An American teacher walking into this room might be put off by the lack of creature comforts, but surely would recognize the teaching methods being deployed by Cai, an enthusiastic 27-year-old in a puffy, shin-length blue coat.

And with good reason. Although she teaches at a school that outwardly appears little changed from the days of Maoist indoctrination, Cai is on the cutting edge of Chinese educational reform, using methods based on those used in the United States.

"In my time as a student," she said, "we accepted only what we were taught." Now, as a teacher, she tries to encourage "more active thinking," letting students figure out answers for themselves.

"It's better now," she said.

The best of both worlds

In many ways, China and the United States represent the yin and yang of international education. Whereas China's top-down system places supreme emphasis on tightly structured, disciplined learning, the United States has a highly decentralized system that places greater importance on critical thinking and "student-centered" learning.

Still, in recent years, the Chinese and American systems have been taking baby steps toward each other, learning and adapting what the other does best.

American educators have been exploring why Chinese and other Asian students do so well in math and science, and trying to apply some of their findings to U.S. classrooms.
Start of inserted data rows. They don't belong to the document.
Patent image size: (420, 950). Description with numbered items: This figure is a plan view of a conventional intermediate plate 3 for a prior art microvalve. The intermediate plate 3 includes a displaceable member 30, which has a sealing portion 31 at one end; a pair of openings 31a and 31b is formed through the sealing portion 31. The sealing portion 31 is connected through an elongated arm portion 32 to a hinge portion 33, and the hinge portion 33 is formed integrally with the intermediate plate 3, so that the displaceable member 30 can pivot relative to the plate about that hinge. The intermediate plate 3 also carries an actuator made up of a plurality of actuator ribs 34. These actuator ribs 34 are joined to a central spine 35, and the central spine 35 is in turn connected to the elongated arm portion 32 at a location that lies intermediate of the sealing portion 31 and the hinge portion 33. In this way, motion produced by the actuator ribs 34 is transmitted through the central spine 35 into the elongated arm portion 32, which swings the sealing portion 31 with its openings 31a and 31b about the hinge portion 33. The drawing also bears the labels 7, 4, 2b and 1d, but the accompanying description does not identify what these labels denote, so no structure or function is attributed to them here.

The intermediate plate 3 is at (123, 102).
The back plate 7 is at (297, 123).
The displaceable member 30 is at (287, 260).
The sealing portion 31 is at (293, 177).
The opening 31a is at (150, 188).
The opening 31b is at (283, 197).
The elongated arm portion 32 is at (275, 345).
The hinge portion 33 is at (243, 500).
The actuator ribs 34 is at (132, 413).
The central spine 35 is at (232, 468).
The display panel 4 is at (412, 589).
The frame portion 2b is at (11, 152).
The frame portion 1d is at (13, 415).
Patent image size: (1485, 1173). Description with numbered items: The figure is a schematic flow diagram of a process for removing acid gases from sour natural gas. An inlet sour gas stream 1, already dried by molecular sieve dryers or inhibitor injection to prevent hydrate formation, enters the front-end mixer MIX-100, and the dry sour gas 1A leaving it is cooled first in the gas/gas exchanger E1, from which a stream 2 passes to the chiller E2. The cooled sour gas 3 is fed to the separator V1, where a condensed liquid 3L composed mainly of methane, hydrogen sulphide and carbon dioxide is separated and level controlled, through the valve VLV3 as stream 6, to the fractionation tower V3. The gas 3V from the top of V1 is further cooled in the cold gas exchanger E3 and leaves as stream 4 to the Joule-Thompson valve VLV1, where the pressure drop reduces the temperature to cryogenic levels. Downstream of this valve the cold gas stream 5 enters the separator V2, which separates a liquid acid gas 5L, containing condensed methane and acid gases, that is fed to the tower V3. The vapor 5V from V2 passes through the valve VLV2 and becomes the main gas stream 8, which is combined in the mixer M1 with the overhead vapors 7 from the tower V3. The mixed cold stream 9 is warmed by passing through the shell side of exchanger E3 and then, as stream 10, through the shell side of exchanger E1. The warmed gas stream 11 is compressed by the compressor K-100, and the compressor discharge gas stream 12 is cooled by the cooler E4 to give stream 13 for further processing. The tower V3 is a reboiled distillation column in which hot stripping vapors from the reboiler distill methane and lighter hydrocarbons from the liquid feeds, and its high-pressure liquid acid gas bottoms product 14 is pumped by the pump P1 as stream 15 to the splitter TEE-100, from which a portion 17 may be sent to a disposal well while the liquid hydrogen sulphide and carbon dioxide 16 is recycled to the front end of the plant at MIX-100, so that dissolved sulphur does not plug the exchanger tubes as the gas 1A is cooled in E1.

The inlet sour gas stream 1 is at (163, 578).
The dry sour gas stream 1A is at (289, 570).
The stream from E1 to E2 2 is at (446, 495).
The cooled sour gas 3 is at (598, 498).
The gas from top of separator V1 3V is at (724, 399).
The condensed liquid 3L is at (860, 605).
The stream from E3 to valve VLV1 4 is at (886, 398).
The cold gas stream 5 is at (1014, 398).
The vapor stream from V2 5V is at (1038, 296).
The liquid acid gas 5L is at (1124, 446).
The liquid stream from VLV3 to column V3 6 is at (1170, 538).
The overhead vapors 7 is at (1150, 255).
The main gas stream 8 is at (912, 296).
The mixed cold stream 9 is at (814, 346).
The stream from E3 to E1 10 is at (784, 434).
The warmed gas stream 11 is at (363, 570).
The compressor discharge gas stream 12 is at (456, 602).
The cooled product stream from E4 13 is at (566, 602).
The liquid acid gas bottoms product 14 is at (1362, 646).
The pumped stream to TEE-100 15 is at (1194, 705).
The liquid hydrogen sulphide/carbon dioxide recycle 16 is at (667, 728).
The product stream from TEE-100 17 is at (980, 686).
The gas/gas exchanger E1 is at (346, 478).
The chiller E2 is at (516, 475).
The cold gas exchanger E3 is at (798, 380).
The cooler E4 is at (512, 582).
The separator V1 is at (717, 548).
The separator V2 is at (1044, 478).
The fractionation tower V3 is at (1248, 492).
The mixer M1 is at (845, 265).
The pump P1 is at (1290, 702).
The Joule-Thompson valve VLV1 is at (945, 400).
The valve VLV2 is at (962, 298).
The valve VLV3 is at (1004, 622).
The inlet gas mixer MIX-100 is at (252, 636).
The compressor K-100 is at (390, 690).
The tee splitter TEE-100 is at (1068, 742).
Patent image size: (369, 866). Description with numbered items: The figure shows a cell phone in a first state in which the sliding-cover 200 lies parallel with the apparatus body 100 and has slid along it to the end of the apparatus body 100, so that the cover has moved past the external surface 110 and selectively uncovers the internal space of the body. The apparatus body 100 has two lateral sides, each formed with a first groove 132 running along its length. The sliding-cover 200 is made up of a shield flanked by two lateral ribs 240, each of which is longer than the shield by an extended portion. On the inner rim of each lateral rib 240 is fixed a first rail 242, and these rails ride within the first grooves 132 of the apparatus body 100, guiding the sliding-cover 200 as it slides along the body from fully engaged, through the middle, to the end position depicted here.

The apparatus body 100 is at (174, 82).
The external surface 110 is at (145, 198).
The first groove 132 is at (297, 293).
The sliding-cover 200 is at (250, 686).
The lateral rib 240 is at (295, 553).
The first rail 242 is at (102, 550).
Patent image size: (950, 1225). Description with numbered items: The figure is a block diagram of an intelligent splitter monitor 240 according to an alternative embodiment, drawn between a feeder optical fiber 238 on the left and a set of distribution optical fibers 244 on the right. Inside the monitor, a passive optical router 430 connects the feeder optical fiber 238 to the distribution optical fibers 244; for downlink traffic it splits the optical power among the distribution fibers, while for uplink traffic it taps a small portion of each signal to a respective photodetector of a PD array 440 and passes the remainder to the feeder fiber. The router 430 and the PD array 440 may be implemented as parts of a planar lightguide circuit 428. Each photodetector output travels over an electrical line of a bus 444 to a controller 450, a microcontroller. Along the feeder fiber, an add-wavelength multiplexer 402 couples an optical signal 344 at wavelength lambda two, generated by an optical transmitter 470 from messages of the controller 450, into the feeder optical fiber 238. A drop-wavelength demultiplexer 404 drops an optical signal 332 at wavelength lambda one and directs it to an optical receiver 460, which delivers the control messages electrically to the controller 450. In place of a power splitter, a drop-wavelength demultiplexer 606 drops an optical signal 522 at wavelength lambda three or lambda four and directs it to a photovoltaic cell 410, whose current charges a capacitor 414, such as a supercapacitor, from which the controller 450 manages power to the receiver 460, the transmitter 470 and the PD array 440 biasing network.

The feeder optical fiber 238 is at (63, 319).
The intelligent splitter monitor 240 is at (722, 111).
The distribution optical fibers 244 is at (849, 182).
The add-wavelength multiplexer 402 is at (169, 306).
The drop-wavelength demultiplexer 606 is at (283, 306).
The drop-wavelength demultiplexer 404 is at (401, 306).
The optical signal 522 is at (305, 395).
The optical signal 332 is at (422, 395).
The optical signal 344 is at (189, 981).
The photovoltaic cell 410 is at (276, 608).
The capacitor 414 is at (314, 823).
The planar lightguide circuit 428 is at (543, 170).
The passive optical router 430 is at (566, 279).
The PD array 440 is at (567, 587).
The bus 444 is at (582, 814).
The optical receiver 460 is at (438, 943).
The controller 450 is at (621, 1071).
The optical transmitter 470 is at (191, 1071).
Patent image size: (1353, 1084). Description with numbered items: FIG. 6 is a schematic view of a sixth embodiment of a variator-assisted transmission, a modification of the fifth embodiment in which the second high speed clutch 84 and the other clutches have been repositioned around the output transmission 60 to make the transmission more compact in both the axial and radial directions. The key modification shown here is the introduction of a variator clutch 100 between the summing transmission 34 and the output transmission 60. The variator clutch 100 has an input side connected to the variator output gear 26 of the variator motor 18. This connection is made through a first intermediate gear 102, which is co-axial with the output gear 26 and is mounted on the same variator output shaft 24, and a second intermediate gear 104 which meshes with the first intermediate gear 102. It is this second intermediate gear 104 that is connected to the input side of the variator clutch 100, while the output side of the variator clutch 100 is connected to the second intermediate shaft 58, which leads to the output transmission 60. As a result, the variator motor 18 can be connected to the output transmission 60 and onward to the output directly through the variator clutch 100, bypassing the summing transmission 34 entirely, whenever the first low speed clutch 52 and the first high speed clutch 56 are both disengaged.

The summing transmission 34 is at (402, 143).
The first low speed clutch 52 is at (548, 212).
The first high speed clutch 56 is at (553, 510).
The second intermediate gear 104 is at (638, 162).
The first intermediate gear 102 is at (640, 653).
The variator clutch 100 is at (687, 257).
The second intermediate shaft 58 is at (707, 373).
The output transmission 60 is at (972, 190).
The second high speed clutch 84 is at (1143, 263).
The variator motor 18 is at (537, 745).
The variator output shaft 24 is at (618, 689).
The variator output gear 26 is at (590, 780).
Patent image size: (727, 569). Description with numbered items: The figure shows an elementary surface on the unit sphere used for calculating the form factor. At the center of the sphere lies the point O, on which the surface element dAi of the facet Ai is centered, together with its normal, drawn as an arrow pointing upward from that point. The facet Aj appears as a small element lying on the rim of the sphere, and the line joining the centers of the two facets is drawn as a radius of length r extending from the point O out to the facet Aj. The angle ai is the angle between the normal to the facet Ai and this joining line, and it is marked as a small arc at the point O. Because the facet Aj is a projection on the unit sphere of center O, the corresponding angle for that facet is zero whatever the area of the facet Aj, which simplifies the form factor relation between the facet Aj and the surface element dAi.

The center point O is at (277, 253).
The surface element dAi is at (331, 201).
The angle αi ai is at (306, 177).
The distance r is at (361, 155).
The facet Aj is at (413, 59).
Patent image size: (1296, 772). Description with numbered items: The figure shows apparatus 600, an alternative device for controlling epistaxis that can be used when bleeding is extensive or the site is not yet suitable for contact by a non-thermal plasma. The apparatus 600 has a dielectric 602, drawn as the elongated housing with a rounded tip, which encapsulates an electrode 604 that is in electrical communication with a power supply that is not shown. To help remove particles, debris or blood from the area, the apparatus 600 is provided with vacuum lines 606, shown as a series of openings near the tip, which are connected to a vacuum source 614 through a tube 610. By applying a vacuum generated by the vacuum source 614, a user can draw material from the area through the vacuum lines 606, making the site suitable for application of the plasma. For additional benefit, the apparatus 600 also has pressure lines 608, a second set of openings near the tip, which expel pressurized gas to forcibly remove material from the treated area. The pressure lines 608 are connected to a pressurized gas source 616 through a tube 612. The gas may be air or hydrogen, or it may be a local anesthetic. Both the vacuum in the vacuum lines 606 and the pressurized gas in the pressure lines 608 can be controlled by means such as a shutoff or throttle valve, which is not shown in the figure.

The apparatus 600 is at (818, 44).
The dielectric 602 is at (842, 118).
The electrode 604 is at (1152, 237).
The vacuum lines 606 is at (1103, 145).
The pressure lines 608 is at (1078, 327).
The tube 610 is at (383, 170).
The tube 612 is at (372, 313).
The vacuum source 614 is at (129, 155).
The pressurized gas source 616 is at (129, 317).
The Chinese, in turn, are trying to distill the American genius for innovation, recognizing that, for all its faults, the U.S. educational system is unrivaled at turning out creative minds -- inventors, filmmakers, rock 'n' roll stars and Nobel laureates among them.

"The two systems cannot totally merge," said Zhou Mansheng, who studies the American educational system in his role as deputy director of China's National Center for Educational Development Research. "What they can do is have a very deep understanding of each other's educational systems and try to learn from them."